Roundtable Discussion: "Global Liberalism in Crisis?"

Jan. 25, 2017

A panel of distinguished scholars held a roundtable discussion on "Global Liberalism in Crisis?" on Inauguration Day, which was widely attended by University faculty, staff, and students.  The Daily Princetonian writer, Ruby Shao, reports on the event.

View the event here.

Sponsored by The Department of History, the Princeton Institute for International and Regional Studies, the Department of Politics and the University Center for Human Values

Chair:
Jeremy Adelman - Henry Charles Lea Professor of History, Princeton University

Panelists:

Melissa Lane is the Class of 1943 Professor of Politics and the Director of the University Center for Human Values at Princeton University. An associated faculty member in the Princeton Department of Classics and Department of Philosophy, she researches and teaches in the area of the history of political thought, with a special expertise in ancient Greek thought, and in normative political philosophy, including especially environmental ethics and politics.   Her books include The Birth of Politics: Eight Greek and Roman Political Ideas and Why They Matter (PUP, 2015; originally published in the UK and Commonwealth as Greek and Roman Political Ideas, Penguin, 2014); Eco-Republic (PUP, 2012; Peter Lang, 2011, in the UK and Commonwealth); Plato’s Progeny (Duckworth, 2001); and Method and Politics in Plato’s Statesman (CUP, 1998).  She co-edited Politeia in Greek and Roman Philosophy (with Verity Harte, 2013), and A Poet’s Reich: Politics and Culture in the George Circle (with Martin A. Ruehl, 2011). At Princeton, she was the first director of the Program in Values and Public Life, and is co-chair of the Steering Committee for Service and Civic Engagement and of the Climate Futures Initiative.  She received a Phi Beta Kappa teaching prize in 2015.  Before joining the Princeton faculty in 2009, she taught in the Faculty of History at the University of Cambridge and was a Fellow of King’s College, Cambridge. She is a Fellow of the John Simon Guggenheim Foundation, the Royal Historical Society, and the Royal Society for the encouragement of Arts, Manufactures, and Commerce (RSA).  Professor Lane earned a bachelor’s degree summa cum laude in Social Studies from Radcliffe College of Harvard University, and an M.Phil and PhD in Philosophy from the University of Cambridge, where she studied as a Marshall Scholar, Truman Scholar, and the Mary Isabel Sibley Fellow of Phi Beta Kappa.

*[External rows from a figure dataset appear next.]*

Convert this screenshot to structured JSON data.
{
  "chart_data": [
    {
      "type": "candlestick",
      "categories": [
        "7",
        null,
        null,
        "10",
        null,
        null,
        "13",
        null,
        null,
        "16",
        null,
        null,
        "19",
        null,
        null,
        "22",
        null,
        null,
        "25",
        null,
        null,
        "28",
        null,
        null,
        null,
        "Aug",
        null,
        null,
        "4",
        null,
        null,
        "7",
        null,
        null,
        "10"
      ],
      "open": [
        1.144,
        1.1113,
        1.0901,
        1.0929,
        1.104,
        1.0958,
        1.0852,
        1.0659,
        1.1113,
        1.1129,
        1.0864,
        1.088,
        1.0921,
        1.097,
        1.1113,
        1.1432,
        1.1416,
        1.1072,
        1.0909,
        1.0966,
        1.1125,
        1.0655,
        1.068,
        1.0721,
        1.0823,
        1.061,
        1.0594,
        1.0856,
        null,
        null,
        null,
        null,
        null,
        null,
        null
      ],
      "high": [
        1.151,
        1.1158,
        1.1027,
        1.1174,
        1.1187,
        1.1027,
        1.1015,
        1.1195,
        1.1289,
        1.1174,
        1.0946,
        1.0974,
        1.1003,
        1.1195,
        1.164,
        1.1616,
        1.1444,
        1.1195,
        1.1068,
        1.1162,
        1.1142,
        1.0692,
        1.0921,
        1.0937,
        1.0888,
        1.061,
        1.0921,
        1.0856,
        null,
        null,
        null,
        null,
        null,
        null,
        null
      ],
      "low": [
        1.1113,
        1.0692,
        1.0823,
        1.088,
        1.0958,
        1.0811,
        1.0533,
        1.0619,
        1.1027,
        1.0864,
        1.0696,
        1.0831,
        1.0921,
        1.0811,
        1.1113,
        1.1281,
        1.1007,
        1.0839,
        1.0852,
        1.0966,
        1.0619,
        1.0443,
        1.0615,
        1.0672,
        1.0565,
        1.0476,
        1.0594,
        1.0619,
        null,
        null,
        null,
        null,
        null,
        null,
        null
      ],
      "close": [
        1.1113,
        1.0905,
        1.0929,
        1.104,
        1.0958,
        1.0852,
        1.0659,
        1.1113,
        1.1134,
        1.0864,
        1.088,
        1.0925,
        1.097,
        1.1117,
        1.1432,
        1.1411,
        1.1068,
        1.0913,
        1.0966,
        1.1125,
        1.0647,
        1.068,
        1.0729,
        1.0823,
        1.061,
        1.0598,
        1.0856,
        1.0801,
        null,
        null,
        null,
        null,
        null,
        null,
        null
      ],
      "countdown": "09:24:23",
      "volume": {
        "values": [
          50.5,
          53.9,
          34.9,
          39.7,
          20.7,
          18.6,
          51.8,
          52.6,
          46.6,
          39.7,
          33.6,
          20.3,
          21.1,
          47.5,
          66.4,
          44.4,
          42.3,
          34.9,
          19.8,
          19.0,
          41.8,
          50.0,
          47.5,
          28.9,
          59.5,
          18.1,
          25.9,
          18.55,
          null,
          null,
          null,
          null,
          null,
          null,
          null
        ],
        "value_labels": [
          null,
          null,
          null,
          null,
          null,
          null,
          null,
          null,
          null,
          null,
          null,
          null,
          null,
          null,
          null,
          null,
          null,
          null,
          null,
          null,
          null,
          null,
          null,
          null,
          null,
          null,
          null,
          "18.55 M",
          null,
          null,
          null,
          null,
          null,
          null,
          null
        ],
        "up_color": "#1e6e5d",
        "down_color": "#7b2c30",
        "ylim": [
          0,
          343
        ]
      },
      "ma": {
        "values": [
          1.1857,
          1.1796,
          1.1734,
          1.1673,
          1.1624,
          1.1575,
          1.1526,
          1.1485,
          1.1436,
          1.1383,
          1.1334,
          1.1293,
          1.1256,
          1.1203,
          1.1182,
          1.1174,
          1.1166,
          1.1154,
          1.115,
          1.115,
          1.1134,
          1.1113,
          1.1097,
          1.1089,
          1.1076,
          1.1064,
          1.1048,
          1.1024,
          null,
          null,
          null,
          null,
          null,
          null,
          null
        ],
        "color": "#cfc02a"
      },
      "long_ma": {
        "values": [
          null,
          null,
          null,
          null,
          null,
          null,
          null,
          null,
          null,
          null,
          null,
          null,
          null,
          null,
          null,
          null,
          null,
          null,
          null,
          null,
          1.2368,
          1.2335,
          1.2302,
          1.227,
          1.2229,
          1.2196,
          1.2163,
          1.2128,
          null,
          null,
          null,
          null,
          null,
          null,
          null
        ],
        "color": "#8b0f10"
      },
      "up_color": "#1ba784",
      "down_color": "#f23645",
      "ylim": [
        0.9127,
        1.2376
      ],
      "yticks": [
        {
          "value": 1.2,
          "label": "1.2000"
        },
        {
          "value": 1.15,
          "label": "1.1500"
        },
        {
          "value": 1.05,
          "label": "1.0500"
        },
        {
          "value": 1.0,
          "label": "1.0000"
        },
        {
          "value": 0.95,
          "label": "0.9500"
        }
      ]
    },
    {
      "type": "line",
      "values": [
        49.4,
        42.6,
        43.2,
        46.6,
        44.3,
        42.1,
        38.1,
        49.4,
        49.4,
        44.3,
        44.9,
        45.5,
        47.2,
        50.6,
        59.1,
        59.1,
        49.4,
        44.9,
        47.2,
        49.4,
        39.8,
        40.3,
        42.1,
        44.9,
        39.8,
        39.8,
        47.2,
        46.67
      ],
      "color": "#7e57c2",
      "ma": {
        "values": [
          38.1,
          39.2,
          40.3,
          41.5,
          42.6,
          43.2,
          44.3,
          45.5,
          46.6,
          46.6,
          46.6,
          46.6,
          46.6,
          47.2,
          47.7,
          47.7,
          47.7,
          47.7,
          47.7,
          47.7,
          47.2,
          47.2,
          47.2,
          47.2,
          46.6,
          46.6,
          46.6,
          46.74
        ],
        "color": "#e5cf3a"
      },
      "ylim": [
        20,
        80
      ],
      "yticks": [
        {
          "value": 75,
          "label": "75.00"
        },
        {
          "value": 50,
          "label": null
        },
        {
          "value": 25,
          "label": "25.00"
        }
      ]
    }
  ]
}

Dan Rodgers, the Henry Charles Lea Professor of History, emeritus, is an historian of American ideas and culture who taught at Princeton from 1980 to 2012. He earned his Ph.D. in history from Yale University after graduating from Brown University. He is the author of four prize-winning books, including The Work Ethic in Industrial America, 1850-1920, Contested Truths: Keywords in American Politics, and Atlantic Crossings: Social Politics in a Progressive Age, which has been translated into German and Chinese. His most recent book, Age of Fracture, a history of social ideas and arguments in America in the last quarter of the twentieth century, was a co-winner of the Bancroft Prize. His articles run the gamut from American exceptionalism, to the career of ‘republicanism,’ to the election of 2000.

Kim Lane Scheppele is the Laurance S. Rockefeller Professor of Sociology and International Affairs in the Woodrow Wilson School and the University Center for Human Values at Princeton University. She joined the Princeton faculty in 2005 after nearly a decade on the faculty of the University of Pennsylvania School of Law, where she was the John J. O'Brien Professor of Comparative Law. Scheppele's work focuses on the intersection of constitutional and international law, particularly in constitutional systems under stress. After 1989, Scheppele studied the emergence of constitutional law in Hungary and Russia, living in both places for extended periods. After 9/11, Scheppele researched the effects of the international "war on terror" on constitutional protections around the world. Her many publications on both post-1989 constitutional transitions and on post-9/11 constitutional challenges have appeared in law reviews, social science journals and multiple languages. In the last two years, she has been a public commentator on the transformation of Hungary from a constitutional-democratic state to one that risks breaching constitutional principles of the European Union.